Daly Bread: What ‘further’ digitisation? We are barely off the ground

Many lives and our economic survival depend on the availability of vaccines in sufficient numbers to vaccinate 70 percent or greater of the adult population.

We are re-opening for business before the 70 percent target is achieved and before more is known about the Delta variant, described as ‘relentless’. That is a significant risk. But I do acknowledge movement in a safer direction with the reported arrival last week of enough doses of Sinopharm vaccine for 400,000 people while the prime minister was pictured taking it.

Photo: Prime Minister Dr Keith Rowley (left) receives his Covid-19 Sinopharm vaccine shot on 13 July 2021.
(via Office of the Prime Minister)

There are persons opposing vaccination. That is their right, particularly because of the historic rumpus about alleged childhood detrimental effects of the MMR (measles, mumps and rubella) vaccine.

Bullying will not change the views of those against the vaccination; nor will ranting convince those who believe that massive vehicle tax exemptions (whether a term of employment or not) cannot be voluntarily given up or reduced by the purchase of a modest vehicle—especially when judgments are being passed on the neediness of hungry people.

For what it is worth, I do not believe that authoritative medical sources in so many countries with so many different cultures have banded together to fool us about the need to be vaccinated or to mislead us about the health consequences.

Meanwhile the ease of doing business for the ordinary citizen in what should be simple transactions with government agencies and banks, already anything but easy, has been blighted further by poor attempts at digitisation.

Photo: An online shopper prepares to make a purchase.

In some government agencies, digitisation is considered implemented by the mere downloading of an application form as a prelude to an in-person appointment, which may be scheduled a year away. That is pure mamaguy.

The government’s digitisation portfolio went west to Minister Allyson West and then went west in the sense of going wrong in certain cases. Senator West can hardly be blamed if the assistance to manage that portfolio was in the form of the bureaucratic-speak, to which I refer shortly.

In the banking sector, some of us are arbitrarily cut off from our funds, or accessing them requires piercing so-called layers of security in order to activate online services. This electronic game being played is stacked against us and can cause an initial entry to a platform to occupy an hour of a customer’s time—with no guarantee of success even after being forced to change an existing password.

Thank you to the managing director of one bank who promptly apologised for the pressure put on customers and then outlined solutions.
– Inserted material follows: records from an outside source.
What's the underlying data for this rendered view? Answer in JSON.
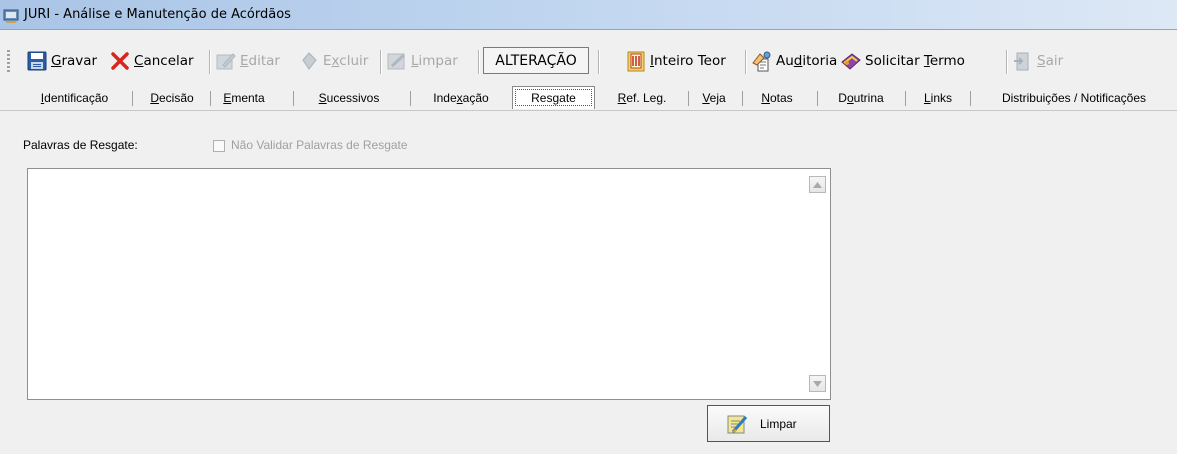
{
  "window": {
    "title": "JURI - Análise e Manutenção de Acórdãos",
    "icon": "app-windows-icon"
  },
  "toolbar": {
    "items": [
      {
        "label": "Gravar",
        "mnemonic": "G",
        "icon": "floppy-save-icon",
        "enabled": true
      },
      {
        "label": "Cancelar",
        "mnemonic": "C",
        "icon": "red-x-icon",
        "enabled": true
      },
      {
        "label": "Editar",
        "mnemonic": "E",
        "icon": "edit-pencil-icon",
        "enabled": false
      },
      {
        "label": "Excluir",
        "mnemonic": "x",
        "icon": "delete-diamond-icon",
        "enabled": false
      },
      {
        "label": "Limpar",
        "mnemonic": "L",
        "icon": "clear-icon",
        "enabled": false
      },
      {
        "label": "Inteiro Teor",
        "mnemonic": "I",
        "icon": "document-teor-icon",
        "enabled": true
      },
      {
        "label": "Auditoria",
        "mnemonic": "d",
        "icon": "audit-icon",
        "enabled": true
      },
      {
        "label": "Solicitar Termo",
        "mnemonic": "T",
        "icon": "book-icon",
        "enabled": true
      },
      {
        "label": "Sair",
        "mnemonic": "S",
        "icon": "exit-door-icon",
        "enabled": false
      }
    ],
    "mode": "ALTERAÇÃO"
  },
  "tabs": [
    {
      "label": "Identificação",
      "active": false
    },
    {
      "label": "Decisão",
      "active": false
    },
    {
      "label": "Ementa",
      "active": false
    },
    {
      "label": "Sucessivos",
      "active": false
    },
    {
      "label": "Indexação",
      "active": false
    },
    {
      "label": "Resgate",
      "active": true
    },
    {
      "label": "Ref. Leg.",
      "active": false
    },
    {
      "label": "Veja",
      "active": false
    },
    {
      "label": "Notas",
      "active": false
    },
    {
      "label": "Doutrina",
      "active": false
    },
    {
      "label": "Links",
      "active": false
    },
    {
      "label": "Distribuições / Notificações",
      "active": false
    }
  ],
  "form": {
    "palavras_label": "Palavras de Resgate:",
    "nao_validar_label": "Não Validar Palavras de Resgate",
    "nao_validar_checked": false,
    "nao_validar_enabled": false,
    "palavras_value": "",
    "limpar_button": "Limpar"
  }
}
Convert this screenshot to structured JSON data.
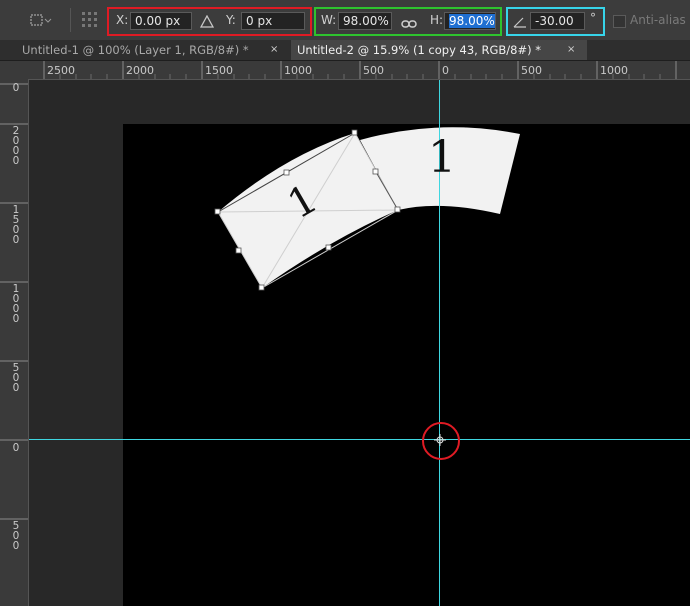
{
  "options_bar": {
    "x_label": "X:",
    "x_value": "0.00 px",
    "delta_icon": "delta-triangle",
    "y_label": "Y:",
    "y_value": "0 px",
    "w_label": "W:",
    "w_value": "98.00%",
    "link_icon": "chain-link",
    "h_label": "H:",
    "h_value": "98.00%",
    "angle_icon": "angle",
    "angle_value": "-30.00",
    "degree_symbol": "°",
    "antialias_label": "Anti-alias",
    "highlight_colors": {
      "xy_box": "#e01b24",
      "wh_box": "#2ec32e",
      "angle_box": "#37d4ea"
    }
  },
  "tabs": [
    {
      "label": "Untitled-1 @ 100% (Layer 1, RGB/8#) *",
      "close": "×",
      "active": false
    },
    {
      "label": "Untitled-2 @ 15.9% (1 copy 43, RGB/8#) *",
      "close": "×",
      "active": true
    }
  ],
  "ruler_h": [
    "2500",
    "2000",
    "1500",
    "1000",
    "500",
    "0",
    "500",
    "1000"
  ],
  "ruler_v": [
    [
      "0"
    ],
    [
      "2",
      "0",
      "0",
      "0"
    ],
    [
      "1",
      "5",
      "0",
      "0"
    ],
    [
      "1",
      "0",
      "0",
      "0"
    ],
    [
      "5",
      "0",
      "0"
    ],
    [
      "0"
    ],
    [
      "5",
      "0",
      "0"
    ]
  ],
  "canvas": {
    "shape_glyph_left": "1",
    "shape_glyph_right": "1",
    "guide_color": "#3fd6e0",
    "pivot_marker_color": "#e01b24"
  }
}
What a contrast to the bureaucratic speak of the Central Bank, reported earlier this month in the Trinidad Express, regarding: ‘part of the bank’s strategic plan is to determine the factors inhibiting further digitisation (legislative, institutional, behavioural, etc) and propose solutions’.
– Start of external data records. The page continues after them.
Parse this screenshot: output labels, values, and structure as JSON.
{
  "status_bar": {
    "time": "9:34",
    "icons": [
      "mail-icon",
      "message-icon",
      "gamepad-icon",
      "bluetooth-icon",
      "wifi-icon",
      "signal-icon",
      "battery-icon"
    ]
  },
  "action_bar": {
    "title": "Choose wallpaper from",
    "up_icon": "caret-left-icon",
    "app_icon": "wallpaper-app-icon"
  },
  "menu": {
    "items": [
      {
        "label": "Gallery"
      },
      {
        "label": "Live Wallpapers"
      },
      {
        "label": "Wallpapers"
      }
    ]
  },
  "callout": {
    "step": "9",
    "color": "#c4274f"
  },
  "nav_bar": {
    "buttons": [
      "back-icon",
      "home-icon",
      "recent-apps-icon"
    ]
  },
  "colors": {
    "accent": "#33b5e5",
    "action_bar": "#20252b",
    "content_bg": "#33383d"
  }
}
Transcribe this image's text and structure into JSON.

Photo: Embracing technology.

What ‘further’ digitisation? We are barely off the ground in many cases.

Where we have risen from ground level to merely downloading forms, what strategic plan is needed to realise that we are plagued with overcomplicated platforms, which also lack any element of common or standardised routines?  How many ‘tutorials’ do we have to endure?

Sanctions for these deficient, user-hostile platforms fall only on the victim customers in the form of more interest and fees. Earlier in the pandemic, moratoriums were given to customers on periodic loan payments (perhaps whether they asked for them or not) but interest was added on for the period of the moratorium and apparently even loaded on to the diligent customer. That made the moratorium a Trojan Horse, like the legendary attractive construct with the enemy hidden inside.

There is no need to ‘strategically plan’ to find a solution. Simply give back the customers any additional interest and fees piled on their backs.

Last week, the prime minister announced that Senator West’s Ministry of Public Administration and Digitisation would be split and that Senator Hassell Bacchus, who was a minister in that ministry, would be elevated to Cabinet and appointed minister of digital transformation.

Photo: Minister of Digital Transformation Senator Hassell Bacchus.

Good luck sir, but you will face plenty hassle unless you deliver on your focus ‘on things that will have an impact on people and things that require significant attention’—as stated in your opening remarks reported last Tuesday.